昨年の9月に、江東区の教育委員会で学校給食指導担当をされている馬場紀子係長に、砂町にゆかりのある「砂村三寸人参」を栽培したいという学校を探してもらった。
砂村三寸人参のタネは、前年に栽培をしてもらった、都立園芸高校の横山修一先生から栽培したい学校があるなら、お分けすると語っていたからだ。
人参は遅くとも8月下旬には蒔いておかなければならないが、第四砂町中学校(伊藤雅夫校長)が見つかり、播種をする指導者として、前年、砂町小学校の指導をお願いした、JA東京スマイルの関口隆雄副組合長にお願いするなどしていたから、播種は9月29日になってしまって、1ヶ月遅れになってしまった。
その後、2ケ月して同校を訪れ、生育状況を見せてもらったが、このことは当ブログで、紹介している。

5月15日に収穫を迎えたと、馬場係長から写真添付で報告をいただいていた。
上の写真をクリツクする。
収穫したのは81本。

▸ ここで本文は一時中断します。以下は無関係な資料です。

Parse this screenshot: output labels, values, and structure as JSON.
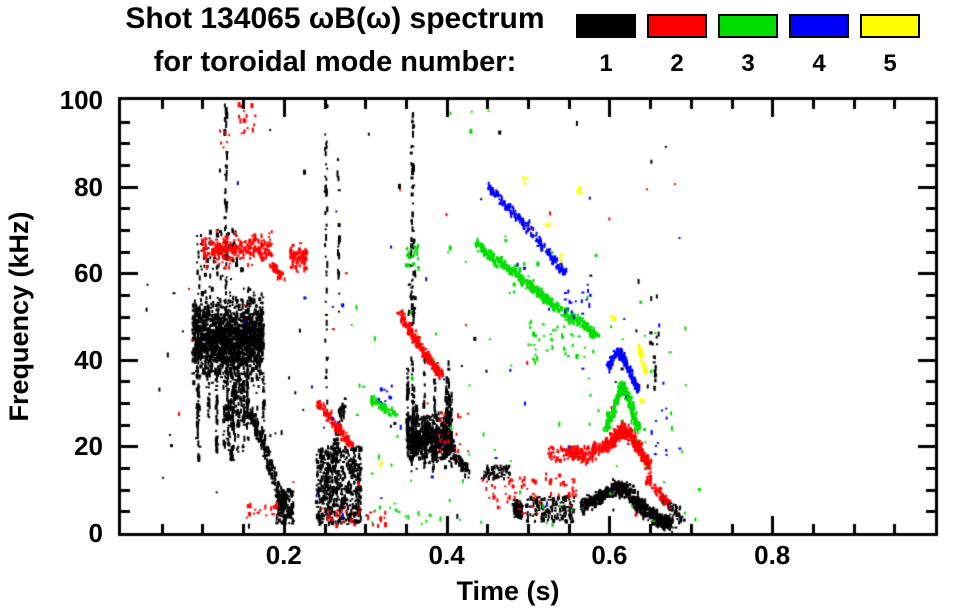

どれもが三寸人参の名の通り、10センチ前後の生育だった。
ただ固定種の揃いの悪さは仕方がないが、おいしそうなニンジンに仕上がっていた。、
収穫したニンジンは、翌日の給食に、同校の栄養士の塩入増子先生が考えたメニューは、砂村三寸人参入りの蒸しパンとして調理され、特に砂村三寸人参の存在感がわかるように調理された。
尚、数本が抽苔しており、タネを採って今年も栽培できるように、ポットに残し引き続き管理されている。
馬場係長は、「今後、砂村三寸人参、砂村一本ねぎともに他の学校へ種を分けるなど、複数の学校で栽培ができればと考えております。」と語っていた。

2010年に砂町小学校、 2011年には第四砂町中学校と、指導をお願いした関口隆雄氏には、お世話になりっぱなしだったので、ご挨拶にお宅に伺った。
関口家は、砂村の都市化で昭和12年に現在の西葛西に移り住み、関口氏は同年に生まれた。
当時、近くを流れる荒川には橋もなく、西葛西からは遠回りをしなければならない不便なところだったという。
同氏は1974年(昭和49年)に日本農業賞東京都代表の個人の部で「担い手」として同賞を受賞している。
同賞を受賞したころの「つまみ菜」収穫風景。遠く東西線の高架が出来上がったころ。
地下鉄東西線が計画され 1979年(昭和54年)10月1日に西葛西駅開業したことで、駅前1分の所で農業を続けた。
1988年(昭和63年)には、東京築地青果で一番の年間取引額を記録したという。
当時はつまみ菜(3月〜10月)、春菊(10月〜2月)、ターサイ(10月〜3月)のローテーション。
特に、ターサイを日本に導入したのが関口さんで、一番良いものを栽培していたから、横浜中華街がお客さんだったという。春菊なども老舗がこぞって買ってくれたという。
尚、つまみ菜は、1996年大阪堺市で発生したO157中毒事件で、カイワレ大根が原因とされたことで需要が激減したことから栽培をやめてしまった。
しかし、原因はいまだにわかっていない。
当時卸では、築地三徳や金八が主な取引先だったというが、両社は現在、江戸東京野菜普及推進連絡協議会の役員としてご活躍を頂いていて、ご縁を感じる。
現在は、マンション経営の傍ら、自宅周辺の空いたスペースと、隣の千葉県で農業をされている。